Bellway fails to banish investors’ housing market blues

“The bad news is that Bellway’s completions, revenues, profits and dividend are all down sharply in the first half of its financial year, and the builder is setting aside another £16.8 million to cover cladding remediation costs, but the good news is none of this is really a surprise,” says AJ Bell investment director Russ Mould.

“Boss Jason Honeyman is leaving full-year guidance for housing sales and margins unchanged, too, while he can even point to some improvement in reservation rates, which could lay the foundations for a higher backlog in the second half of fiscal 2024 and therefore increased sales and profits in fiscal 2025.
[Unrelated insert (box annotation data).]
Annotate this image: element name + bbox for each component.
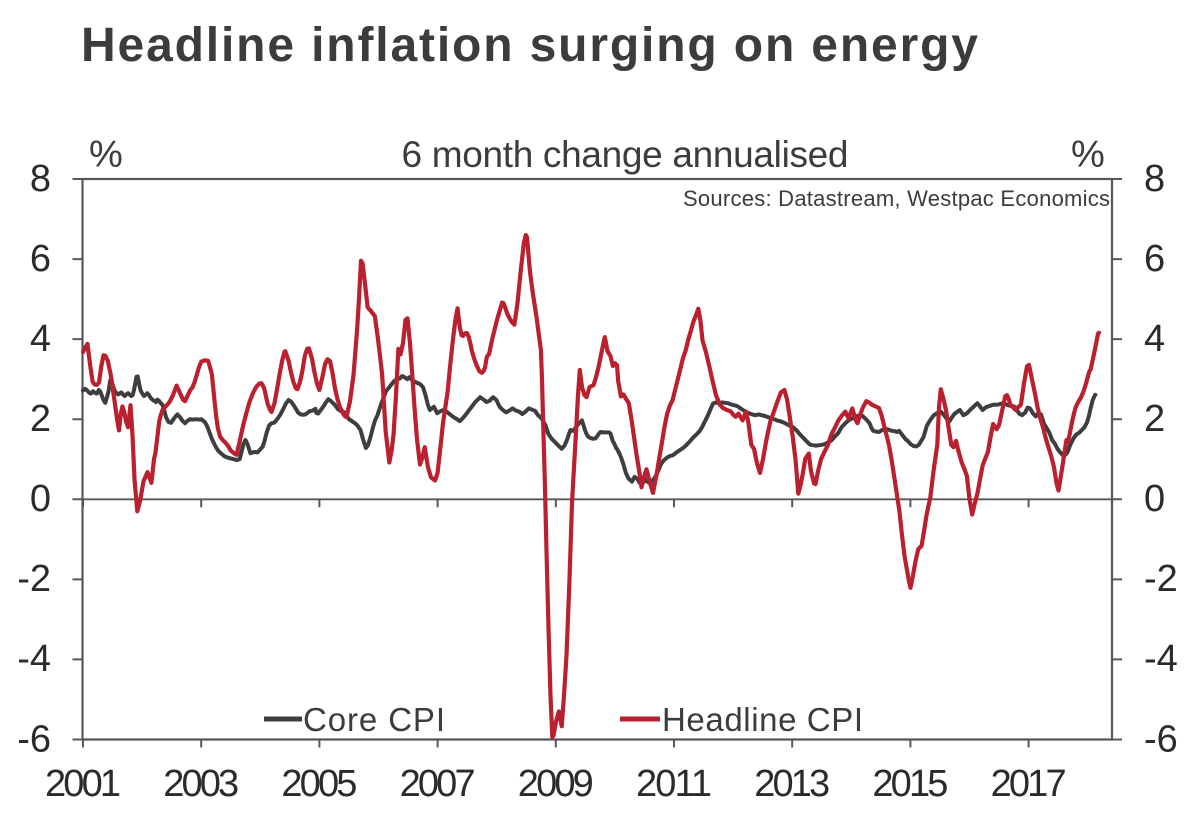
svg-text:2: 2: [30, 398, 51, 440]
svg-text:-2: -2: [17, 558, 51, 600]
svg-text:2003: 2003: [163, 763, 239, 805]
svg-text:-6: -6: [1144, 718, 1178, 760]
svg-text:%: %: [1071, 134, 1105, 176]
svg-text:2015: 2015: [872, 763, 948, 805]
svg-text:2017: 2017: [991, 763, 1067, 805]
svg-text:2001: 2001: [45, 763, 121, 805]
svg-text:Core CPI: Core CPI: [303, 701, 445, 738]
svg-text:-2: -2: [1144, 558, 1178, 600]
svg-text:6 month change annualised: 6 month change annualised: [402, 134, 849, 175]
svg-text:2: 2: [1144, 398, 1165, 440]
svg-text:8: 8: [30, 158, 51, 200]
svg-text:4: 4: [1144, 318, 1165, 360]
svg-text:-6: -6: [17, 718, 51, 760]
svg-text:-4: -4: [1144, 638, 1178, 680]
svg-text:8: 8: [1144, 158, 1165, 200]
svg-text:0: 0: [1144, 478, 1165, 520]
svg-text:Headline inflation surging on: Headline inflation surging on energy: [81, 19, 978, 72]
svg-text:2013: 2013: [754, 763, 830, 805]
svg-text:6: 6: [1144, 238, 1165, 280]
svg-text:0: 0: [30, 478, 51, 520]
svg-text:2009: 2009: [518, 763, 594, 805]
svg-text:2007: 2007: [400, 763, 476, 805]
svg-text:6: 6: [30, 238, 51, 280]
svg-text:2005: 2005: [281, 763, 357, 805]
svg-text:-4: -4: [17, 638, 51, 680]
svg-text:Sources: Datastream, Westpac E: Sources: Datastream, Westpac Economics: [683, 186, 1110, 211]
svg-text:%: %: [89, 134, 123, 176]
svg-text:Headline CPI: Headline CPI: [662, 701, 863, 738]
svg-text:2011: 2011: [636, 763, 712, 805]
svg-text:4: 4: [30, 318, 51, 360]
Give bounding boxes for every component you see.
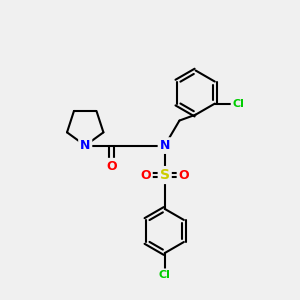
Text: O: O [140,169,151,182]
Text: Cl: Cl [159,270,171,280]
Text: N: N [160,139,170,152]
Text: O: O [178,169,189,182]
Text: O: O [106,160,117,173]
Text: Cl: Cl [232,99,244,109]
Text: S: S [160,168,170,182]
Text: N: N [80,139,90,152]
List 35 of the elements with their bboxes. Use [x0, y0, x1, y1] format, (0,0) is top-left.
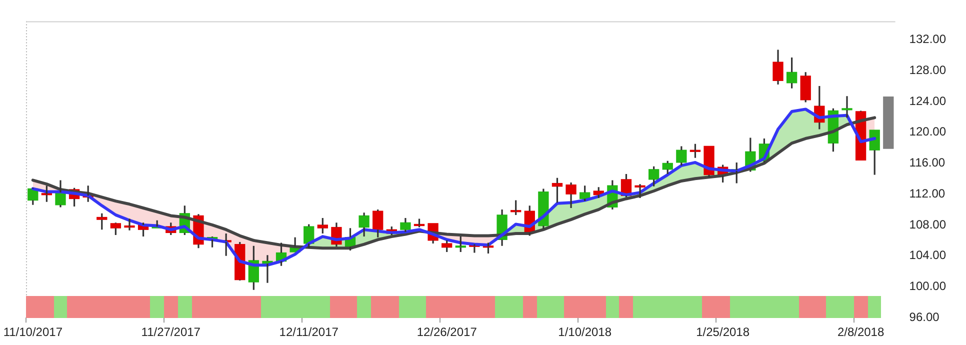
x-tick-label: 12/11/2017	[279, 325, 339, 340]
x-tick-label: 1/10/2018	[558, 325, 612, 340]
y-tick-label: 112.00	[909, 186, 946, 200]
x-tick-label: 1/25/2018	[696, 325, 750, 340]
y-tick-label: 96.00	[909, 310, 940, 324]
candlestick	[96, 212, 108, 230]
x-tick-label: 12/26/2017	[416, 325, 478, 340]
candlestick	[552, 177, 563, 204]
x-tick-label: 2/8/2018	[837, 325, 884, 340]
candlestick	[676, 145, 687, 166]
candlestick	[372, 208, 384, 238]
candlestick	[800, 71, 811, 104]
candlestick	[358, 212, 370, 238]
candlestick	[304, 223, 314, 249]
candlestick	[648, 166, 660, 188]
candlestick	[566, 182, 576, 209]
candlestick	[442, 240, 452, 253]
y-tick-label: 108.00	[909, 217, 946, 232]
candlestick	[55, 179, 66, 208]
y-tick-label: 100.00	[909, 279, 946, 294]
y-tick-label: 128.00	[909, 62, 946, 77]
candlestick	[786, 56, 798, 90]
x-tick-label: 11/10/2017	[3, 325, 63, 340]
y-tick-label: 124.00	[909, 94, 946, 108]
y-tick-label: 104.00	[909, 248, 946, 262]
candlestick	[842, 95, 852, 118]
y-tick-label: 120.00	[909, 124, 946, 139]
x-tick-label: 11/27/2017	[141, 325, 201, 340]
y-tick-label: 132.00	[909, 32, 946, 46]
candlestick	[580, 184, 590, 202]
candlestick	[400, 217, 411, 233]
candlestick	[772, 48, 784, 86]
candlestick	[317, 217, 328, 234]
candlestick	[869, 130, 880, 176]
y-tick-label: 116.00	[909, 156, 946, 170]
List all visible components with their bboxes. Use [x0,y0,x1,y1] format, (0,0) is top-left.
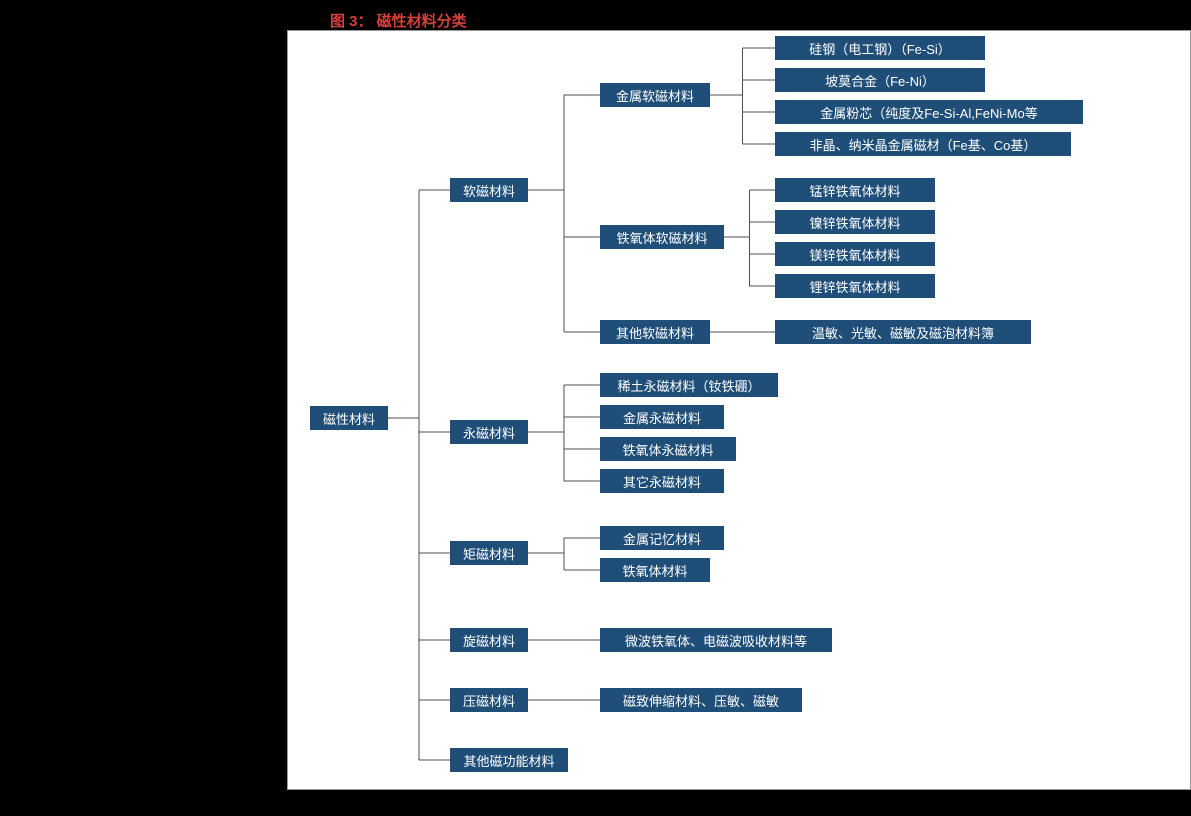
tree-node: 锰锌铁氧体材料 [775,178,935,202]
tree-node: 其它永磁材料 [600,469,724,493]
tree-node: 软磁材料 [450,178,528,202]
tree-node: 铁氧体软磁材料 [600,225,724,249]
tree-node: 其他软磁材料 [600,320,710,344]
tree-node: 磁性材料 [310,406,388,430]
tree-node: 金属永磁材料 [600,405,724,429]
tree-node: 硅钢（电工钢）（Fe-Si） [775,36,985,60]
tree-node: 铁氧体材料 [600,558,710,582]
tree-node: 铁氧体永磁材料 [600,437,736,461]
tree-node: 压磁材料 [450,688,528,712]
tree-node: 永磁材料 [450,420,528,444]
tree-node: 微波铁氧体、电磁波吸收材料等 [600,628,832,652]
tree-node: 金属粉芯（纯度及Fe-Si-Al,FeNi-Mo等 [775,100,1083,124]
tree-node: 温敏、光敏、磁敏及磁泡材料簿 [775,320,1031,344]
tree-node: 旋磁材料 [450,628,528,652]
tree-node: 非晶、纳米晶金属磁材（Fe基、Co基） [775,132,1071,156]
tree-node: 坡莫合金（Fe-Ni） [775,68,985,92]
tree-node: 矩磁材料 [450,541,528,565]
tree-node: 镍锌铁氧体材料 [775,210,935,234]
tree-node: 镁锌铁氧体材料 [775,242,935,266]
tree-node: 稀土永磁材料（钕铁硼） [600,373,778,397]
tree-node: 锂锌铁氧体材料 [775,274,935,298]
tree-node: 金属记忆材料 [600,526,724,550]
tree-node: 其他磁功能材料 [450,748,568,772]
tree-node: 磁致伸缩材料、压敏、磁敏 [600,688,802,712]
figure-title: 图 3： 磁性材料分类 [330,10,467,31]
tree-node: 金属软磁材料 [600,83,710,107]
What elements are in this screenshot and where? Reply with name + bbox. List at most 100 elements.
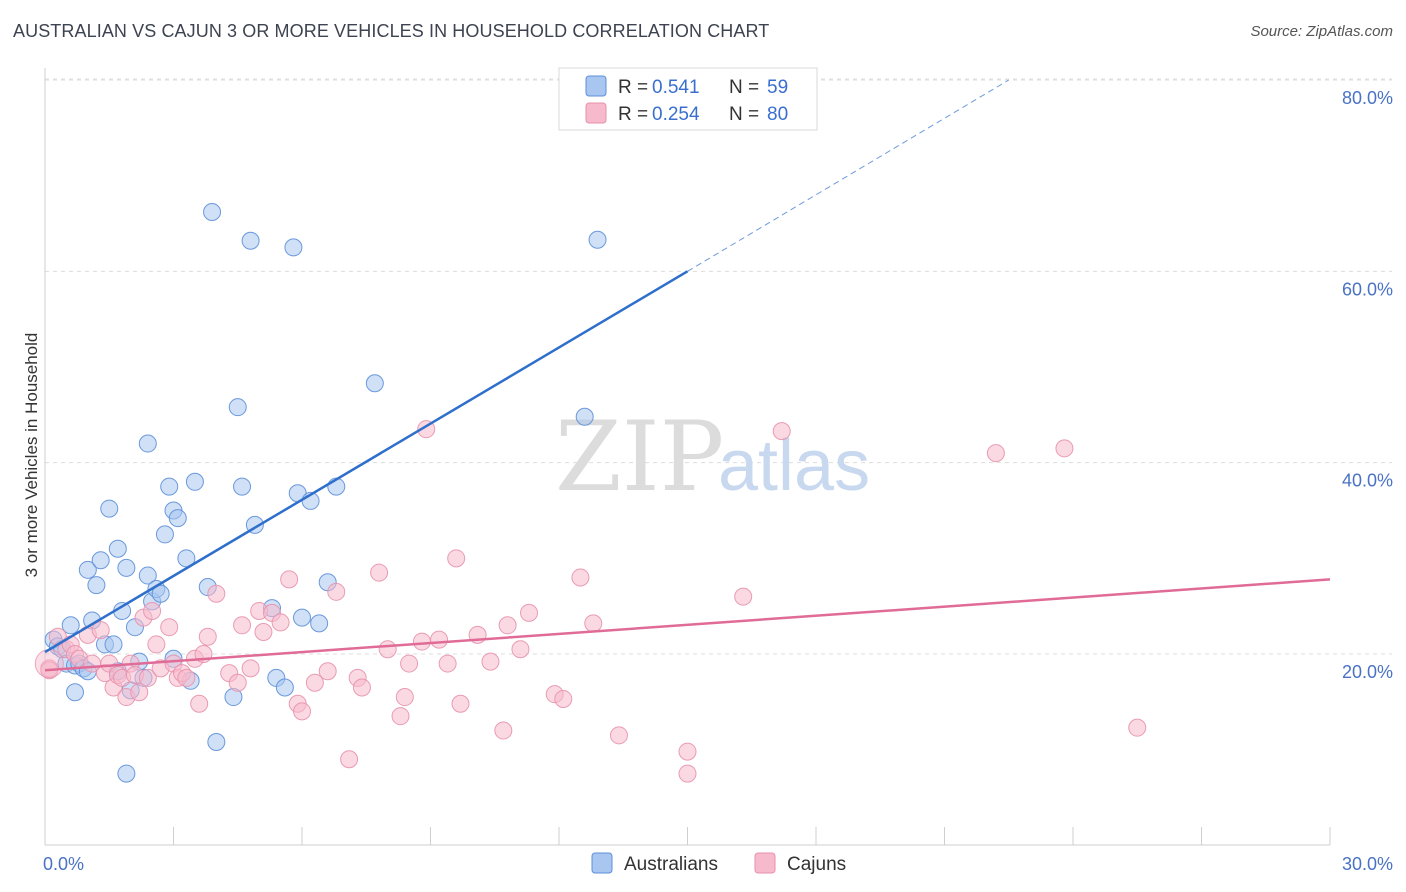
cajun-point-77 (1055, 439, 1074, 458)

Bellway fails to banish investors’ housing market blues, chart 1

Source: Company accounts, management guidance for 2024E. Fiscal year to June 2024

“The share price is not showing much interest in any of this, possibly because the headline, near-term valuation metrics of price/earnings and dividend yield do not look especially attractive and perhaps because the outlook for the economy and interest rates in the UK, and therefore Bellway’s earnings and dividends, remains murky.

Bellway fails to banish investors’ housing market blues, chart 2

Source: Company accounts, management guidance for 2024E, Marketscreener, analysts’ consensus forecasts

“But the valuation could be deceptive, as earnings are depressed and the dividend is being cut this year, while Bellway’s stock continues to trade at a small discount to net asset value per share of £28.88p and 28% below the 1.14 times book-value-per-share multiple implied by Barratt’s all-stock offer for fellow FTSE 250 housebuilder Redrow.

  Historic 2024E 2024E 2024E
  Price/NAV(x) PE (x) Dividend yield (%) Dividend cover (x)
Crest Nicholson 0.59 x 17.2 x 2.40% 2.47 x
Bellway 0.89 x 22.1 x 2.10% 2.15 x
Barratt Developments 1.00 x 19.6 x 3.20% 1.61 x
MJ Gleeson 1.02 x 15.4 x 2.10% 3.10 x
Taylor Wimpey 1.09 x 13.9 x 6.80% 1.06 x
Redrow 1.11 x 16.4 x 2.10% 2.94 x
Persimmon 1.27 x 14.8 x 4.80% 1.40 x
Berkeley Homes 1.47 x 13.1 x 4.40% 1.74 x
Vistry 2.03 x 14.3 x 4.40% 1.59 x
Average 1.19 x 15.5 x 4.20% 1.54 x

Source: Company accounts, LSEG Datastream data, Marketscreener, consensus analysts’ forecasts

“The question then is what may prompt investors to reassess Bellway and drive the stock back above one times book value. Ultimately, higher completions, revenues and profits is the simple answer, and the good news is that the FTSE 250 firm may be nearing the bottom of this profits cycle.

“Completions in the current financial year are expected to return to levels last seen in 2015 and average selling prices are expected to fall back to the levels seen in 2019 and 2020. Lower interest rates and lower mortgage rates would be helpful in stoking demand and Bellway saw an improvement in reservation rates to 105 a week in the first half of the fiscal year to June 2024, compared to 91 in the equivalent six-month period a year ago.

“That is still marginally down on the 109 seen across the whole of the year to June 2023, but in the past six weeks the rate is 163 a week. With Bellway’s planned completions for 2024 being first-half weighted, with 4,092 sales already in the bag and 7,500 expected for the year, further improvement in reservations should help to boost the diminished order backlog book and provide a strong potential base for higher profits in 2025.

Bellway fails to banish investors’ housing market blues, chart 3

Source: Company accounts, management guidance for 2024 full-year operating profit margin. Fiscal year to June 2024

“One possible lead indicator for higher reservation rates and thus the forward order book could be mortgage approvals, a figure which the Bank of England monitors and publishes monthly. January 2024’s figure of just over 55,000 represented a big improvement relative to the post-Trussonomics low of January 2023, and any signs of a sustained drop in interest rates, and an accompanying increase in consumer confidence, would be a further boost here.

“There are few, if any, bigger financial commitments than taking on a mortgage and it therefore makes sense that mortgage approvals and the Major Purchase sub-index of the monthly GfK UK consumer sentiment survey look to track each other pretty closely.”

Bellway fails to banish investors’ housing market blues, chart 4

Source: Bank of England, GfK, LSEG Datastream data

These articles are for information purposes only and are not a personal recommendation or advice.